Stephen King


Stephen Edwin King (born September 21, 1947) is an American writer of contemporary horror fiction, science fiction, fantasy literature, and screenplays. An estimated 300–350 million copies of King's novels and short story anthologies have been sold, and many of his stories have been adapted for film, television, and other media. King has written a number of books using the pen name Richard Bachman, and one short story, "The Fifth Quarter", as John Swithen.

In 2003 the National Book Foundation awarded King the Medal for Distinguished Contribution to American Letters.

Stephen King was born in Portland, Maine. When King was two years old, his father left the family under the pretense of going to buy a pack of cigarettes, leaving his mother to raise King and his adopted older brother David by herself, sometimes under great financial strain. The family moved to De Pere, Wisconsin, Fort Wayne, Indiana, and Stratford, Connecticut. When King was eleven years old, the family returned to Durham, Maine, where Ruth King cared for her parents until their deaths. She then became a caterer in a local residential facility for the mentally challenged.
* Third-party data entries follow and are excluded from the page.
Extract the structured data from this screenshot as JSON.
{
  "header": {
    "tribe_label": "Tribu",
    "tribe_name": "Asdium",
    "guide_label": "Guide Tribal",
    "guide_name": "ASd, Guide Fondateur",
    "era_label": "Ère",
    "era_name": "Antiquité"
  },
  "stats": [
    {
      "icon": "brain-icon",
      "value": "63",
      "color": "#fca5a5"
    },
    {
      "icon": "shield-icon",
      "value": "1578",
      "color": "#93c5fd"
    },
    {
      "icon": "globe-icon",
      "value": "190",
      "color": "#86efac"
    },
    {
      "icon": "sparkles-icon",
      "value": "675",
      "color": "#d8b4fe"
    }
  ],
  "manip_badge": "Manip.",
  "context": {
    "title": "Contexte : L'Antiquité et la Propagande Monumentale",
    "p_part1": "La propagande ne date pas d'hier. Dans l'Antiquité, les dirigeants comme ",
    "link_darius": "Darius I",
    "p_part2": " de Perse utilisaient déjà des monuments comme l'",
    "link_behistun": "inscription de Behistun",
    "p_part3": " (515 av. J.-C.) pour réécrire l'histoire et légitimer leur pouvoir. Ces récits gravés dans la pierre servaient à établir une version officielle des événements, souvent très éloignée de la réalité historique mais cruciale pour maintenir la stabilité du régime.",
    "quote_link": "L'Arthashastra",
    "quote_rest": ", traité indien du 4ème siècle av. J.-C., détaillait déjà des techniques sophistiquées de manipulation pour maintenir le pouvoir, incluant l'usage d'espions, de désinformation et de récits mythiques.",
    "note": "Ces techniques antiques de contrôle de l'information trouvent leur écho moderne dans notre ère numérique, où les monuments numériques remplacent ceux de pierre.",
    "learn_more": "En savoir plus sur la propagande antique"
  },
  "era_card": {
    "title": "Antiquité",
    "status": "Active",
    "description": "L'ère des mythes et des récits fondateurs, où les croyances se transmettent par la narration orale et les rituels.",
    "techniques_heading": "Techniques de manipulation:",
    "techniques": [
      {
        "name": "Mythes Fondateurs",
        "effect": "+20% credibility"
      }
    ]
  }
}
As a child, King apparently witnessed one of his friends being struck and killed by a train, though he has no memory of the event. His family told him that after leaving home to play with the boy, King returned, speechless and seemingly in shock. Only later did the family learn of the friend's death. Some commentators have suggested that this event may have psychologically inspired King's dark, disturbing creations, but King himself has dismissed the idea.

King's primary inspiration for writing horror fiction was related in detail in his 1981 non-fiction Danse Macabre, in a chapter titled "An Annoying Autobiographical Pause". King makes a comparison of his uncle successfully dowsing for water using the bough of an apple branch with the sudden realization of what he wanted to do for a living. While browsing through an attic with his elder brother, King uncovered a paperback version of an H. P. Lovecraft collection of short stories that had belonged to his father. The cover art—an illustration of a monster hiding within the recesses of a hell-like cavern beneath a tombstone—was, he writes,

“the moment of my life when the dowsing rod suddenly went down hard ... as far as I was concerned, I was on my way.”
King attended Durham Elementary School and graduated from Lisbon Falls High School in Lisbon Falls, Maine. He displayed an early interest in horror as an avid reader of EC's horror comics, including Tales from the Crypt (he later paid tribute to the comics in his screenplay for Creepshow). He began writing for fun while still in school, contributing articles to Dave's Rag, the newspaper that his brother published with a mimeograph machine and later began selling stories to his friends which were based on movies he had seen (though when discovered by his teachers, he was forced to return the profits). The first of his stories to be independently published was "I Was a Teenage Grave Robber", serialized over three published and one unpublished issue of a fanzine, Comics Review, in 1965. That story was published the following year in a revised form as "In a Half-World of Terror" in another fanzine, Stories of Suspense, edited by Marv Wolfman.

From 1966, King studied English at the University of Maine, where he graduated in 1970 with a Bachelor of Science in English. He wrote a column for the student newspaper, The Maine Campus, titled "Steve King's Garbage Truck", took part in a writing workshop organized by Burton Hatlen, and took odd jobs to pay for his studies, including one at an industrial laundry. He sold his first professional short story, "The Glass Floor", to Startling Mystery Stories in 1967. The Fogler Library at UMaine now holds many of King's papers.

After leaving the university, King gained a certificate to teach high school but, being unable to find a teaching post immediately, initially supplemented his laboring wage by selling short stories to men's magazines such as Cavalier. Many of these early stories have been published in the collection "Night Shift". In 1971, King married Tabitha Spruce, a fellow student at the University of Maine whom he had met at the University's Fogler Library. That fall, King was hired as a teacher at Hampden Academy in Hampden, Maine. He continued to contribute short stories to magazines and worked on ideas for novels. It was during this time that King developed a drinking problem, which stayed with him for more than a decade.